A legendary workaholic, Penske has built an unusual collection of companies that range from truck leasing to auto-service centers and car dealerships. Total revenues are about $6 billion. Among contemporary CEOs, the silver-haired Penske exudes a unique star quality. Besides owning several superspeedway racetracks, he manages his own racing teams and is often seen in the pits issuing orders. He adds to his glamour by ducking publicity, but that hasn't kept him from hobnobbing at the highest business levels. He was recruited to succeed Lee Iacocca at Chrysler, sits on the boards of General Electric and Philip Morris, and belongs to CEO-rich Augusta National Golf Club.

So what, exactly, does Penske see in tiny, troubled Outboard Marine? Recreational boating went into a swoon in the late 1980s and never recovered. Potential boaters found the sport too expensive and time-consuming, and turned their attention to golf or other leisure pursuits. The industry's one hot growth sector has been "personal watercraft"--jet skis, to you--but it has been dominated by motorcycle and snowmobile manufacturers. Despite its strong brands, Outboard Marine is hobbled by weak marketing, poor inventory management, and a disorganized boat-building operation. Sales have been stuck around $1 billion for a decade.

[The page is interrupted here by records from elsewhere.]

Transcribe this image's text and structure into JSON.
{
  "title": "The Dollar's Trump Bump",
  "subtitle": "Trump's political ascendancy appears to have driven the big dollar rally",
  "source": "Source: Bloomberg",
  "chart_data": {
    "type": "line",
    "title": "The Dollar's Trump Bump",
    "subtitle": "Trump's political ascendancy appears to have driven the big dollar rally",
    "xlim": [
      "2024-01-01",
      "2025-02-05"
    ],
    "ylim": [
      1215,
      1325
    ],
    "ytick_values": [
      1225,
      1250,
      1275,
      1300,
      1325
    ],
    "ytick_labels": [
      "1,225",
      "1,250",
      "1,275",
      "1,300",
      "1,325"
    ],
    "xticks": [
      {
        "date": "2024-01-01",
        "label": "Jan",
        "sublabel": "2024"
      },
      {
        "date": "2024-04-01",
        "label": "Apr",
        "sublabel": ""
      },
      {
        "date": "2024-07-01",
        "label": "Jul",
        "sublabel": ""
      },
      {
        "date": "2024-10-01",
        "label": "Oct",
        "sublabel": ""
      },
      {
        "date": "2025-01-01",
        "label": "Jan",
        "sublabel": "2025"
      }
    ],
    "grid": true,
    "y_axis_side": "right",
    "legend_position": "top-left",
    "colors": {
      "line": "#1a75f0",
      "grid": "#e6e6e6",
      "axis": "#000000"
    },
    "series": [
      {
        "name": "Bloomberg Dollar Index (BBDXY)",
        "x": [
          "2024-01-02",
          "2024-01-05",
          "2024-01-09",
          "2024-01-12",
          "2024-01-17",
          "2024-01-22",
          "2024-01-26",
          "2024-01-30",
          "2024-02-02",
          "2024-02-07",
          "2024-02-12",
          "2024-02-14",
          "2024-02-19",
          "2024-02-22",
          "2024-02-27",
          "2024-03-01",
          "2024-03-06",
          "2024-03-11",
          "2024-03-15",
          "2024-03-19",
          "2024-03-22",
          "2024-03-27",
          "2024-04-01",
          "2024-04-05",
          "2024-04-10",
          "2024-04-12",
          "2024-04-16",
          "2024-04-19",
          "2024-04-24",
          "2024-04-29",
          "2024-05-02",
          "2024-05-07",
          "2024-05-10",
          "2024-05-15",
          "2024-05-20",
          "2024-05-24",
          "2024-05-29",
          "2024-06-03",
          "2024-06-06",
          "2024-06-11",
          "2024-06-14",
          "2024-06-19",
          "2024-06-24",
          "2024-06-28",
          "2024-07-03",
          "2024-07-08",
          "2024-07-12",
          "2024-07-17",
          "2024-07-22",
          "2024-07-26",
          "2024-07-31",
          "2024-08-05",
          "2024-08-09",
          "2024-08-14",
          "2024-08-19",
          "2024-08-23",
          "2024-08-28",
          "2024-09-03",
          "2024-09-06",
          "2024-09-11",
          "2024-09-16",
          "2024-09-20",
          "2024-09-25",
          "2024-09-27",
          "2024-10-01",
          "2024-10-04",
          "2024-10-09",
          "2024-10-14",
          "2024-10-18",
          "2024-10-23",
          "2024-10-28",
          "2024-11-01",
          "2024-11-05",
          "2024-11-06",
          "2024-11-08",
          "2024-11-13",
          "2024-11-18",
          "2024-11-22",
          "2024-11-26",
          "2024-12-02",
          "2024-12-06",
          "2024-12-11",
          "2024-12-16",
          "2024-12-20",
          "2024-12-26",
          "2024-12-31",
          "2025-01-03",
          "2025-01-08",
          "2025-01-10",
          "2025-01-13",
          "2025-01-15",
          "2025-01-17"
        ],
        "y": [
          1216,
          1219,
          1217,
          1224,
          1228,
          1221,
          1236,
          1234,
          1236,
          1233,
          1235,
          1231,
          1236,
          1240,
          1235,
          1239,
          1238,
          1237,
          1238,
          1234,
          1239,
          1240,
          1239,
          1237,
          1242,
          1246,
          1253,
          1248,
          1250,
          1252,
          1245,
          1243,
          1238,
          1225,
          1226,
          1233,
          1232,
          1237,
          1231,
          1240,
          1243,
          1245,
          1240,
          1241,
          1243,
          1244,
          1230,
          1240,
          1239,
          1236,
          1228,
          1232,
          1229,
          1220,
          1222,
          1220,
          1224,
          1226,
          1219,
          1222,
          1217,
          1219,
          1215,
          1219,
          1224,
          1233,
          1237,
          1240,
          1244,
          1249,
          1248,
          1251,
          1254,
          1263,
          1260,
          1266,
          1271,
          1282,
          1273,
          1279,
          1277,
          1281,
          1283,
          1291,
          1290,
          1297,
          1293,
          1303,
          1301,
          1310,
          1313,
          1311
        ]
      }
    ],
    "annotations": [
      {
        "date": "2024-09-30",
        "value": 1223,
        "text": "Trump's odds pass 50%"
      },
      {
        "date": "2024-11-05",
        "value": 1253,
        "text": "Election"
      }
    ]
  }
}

To be sure, Penske is a master at turning around troubled companies, having driven Detroit Diesel from a money-losing industry laggard into a profitable market leader. It's the consumer and marketing side of Outboard Marine that doesn't seem to fit Penske's resume. The motor maker is just beginning to understand consumer behavior. Selling isn't Penske's strength either. He flopped when he took over a Cadillac dealership in New York, and sold out several years later. Penske has been more successful running other auto outlets, but boats-and-motors is different. Unlike cars, nobody really has to buy a boat.

Then again, maybe Penske, age 60, is thinking about retirement. "I like to be out on the water, diving, water skiing," he told the Los Angeles Times not long ago. "Someday I'd like to live on a boat." Instead of buying a boat, he simply bought a boat company.